With that goal in mind, before the summer holidays, we hosted the first in a series of meetings on Artificial Intelligence and were fortunate to have Antonio Torralba (MIT) as speaker. 

This time, we will host two talks that we hope will be of interest to you: 

  1. “Sequential Decision Making in Uncertainty Environments by Carlos Riquelme 
  2. “Causal Inference Methodology” by Juan Gamella 

Some of the topics we will cover are the following: 

  • What have been the most important recent advances in your field of interest? 
  • What is the current state of the field? 
  • What is your vision for the future of your field? 
  • What have been your biggest personal successes and failures? 

We hope to see you all! 

*Carlos holds a Licenciatura in Mathematics and Computer Science degrees from Universidad Autónoma de Madrid. After completing his masters in Mathematics at the University of Oxford as a Caja-Madrid Scholar, Carlos did a PhD at Stanford University, mainly focused on statistical machine learning. Following brief stays at Twitter and Facebook, he joined Google Brain as a research scientist, first in Mountain View, California, and currently in Zurich, Switzerland. His research interests are twofold. First, he studied efficient solutions to the exploration-exploitation dilemma in sequential decision making and reinforcement learning. Recently, Carlos has focused on conditional computation: massive deep learning models that activate only a small subset of the network in an input-dependent fashion. This unlocked the training of some of the largest machine learning models to date. 

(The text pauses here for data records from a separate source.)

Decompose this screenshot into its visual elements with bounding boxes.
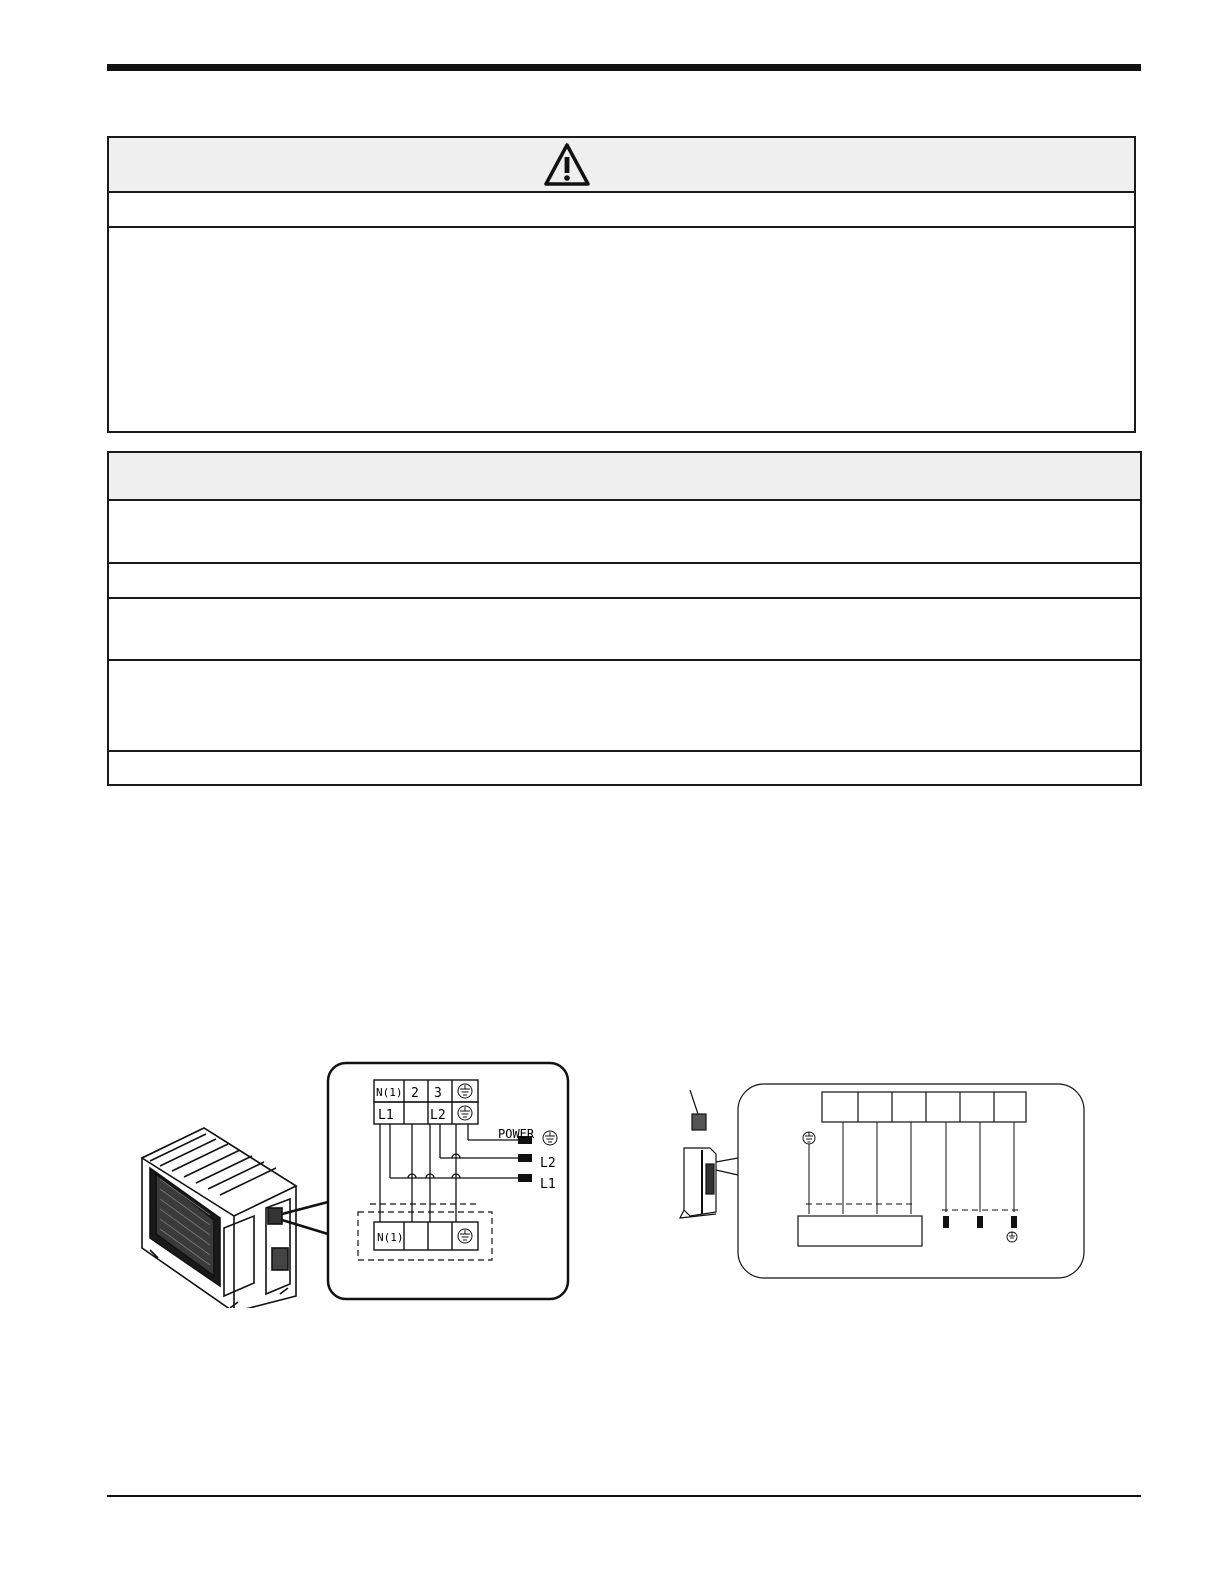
caution-table	[107, 451, 1142, 786]
indoor-unit-illustration	[680, 1090, 716, 1218]
terminal-strip	[822, 1092, 1026, 1122]
bottom-rule	[107, 1495, 1141, 1497]
control-board-block	[798, 1216, 922, 1246]
terminal-label: 3	[434, 1086, 442, 1101]
warning-divider	[109, 191, 1134, 193]
warning-divider	[109, 226, 1134, 228]
outdoor-unit-wiring-diagram	[130, 1058, 580, 1308]
top-rule	[107, 64, 1141, 71]
terminal-label: L1	[378, 1108, 394, 1123]
caution-divider	[109, 562, 1140, 564]
caution-divider	[109, 750, 1140, 752]
line-label: L1	[540, 1177, 556, 1192]
warning-triangle-icon	[543, 142, 591, 188]
caution-header	[109, 453, 1140, 501]
caution-divider	[109, 597, 1140, 599]
warning-table	[107, 136, 1136, 433]
indoor-unit-wiring-diagram	[676, 1080, 1090, 1282]
terminal-label: L2	[430, 1108, 446, 1123]
caution-divider	[109, 499, 1140, 501]
power-label: POWER	[498, 1127, 535, 1141]
terminal-label: N(1)	[376, 1086, 403, 1099]
warning-header	[109, 138, 1134, 193]
terminal-label: N(1)	[377, 1231, 404, 1244]
outdoor-unit-illustration	[142, 1128, 296, 1308]
line-label: L2	[540, 1156, 556, 1171]
caution-divider	[109, 659, 1140, 661]
terminal-label: 2	[411, 1086, 419, 1101]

* Juan has a degree in Mathematics and Computer Science from La Universidad Politécnica de Madrid. After a Master’s degree at the ETH in Zürich as a “la Caixa” fellow, he began his doctorate at the Seminar for Statistics at the same university, under the supervision of Peter Bühlmann, Jonas Peters and Christina Heinze-Deml. His area of ​​research is Causality: the study of cause and effect relationships, and their relationship to the scientific process, statistical modeling and data analysis.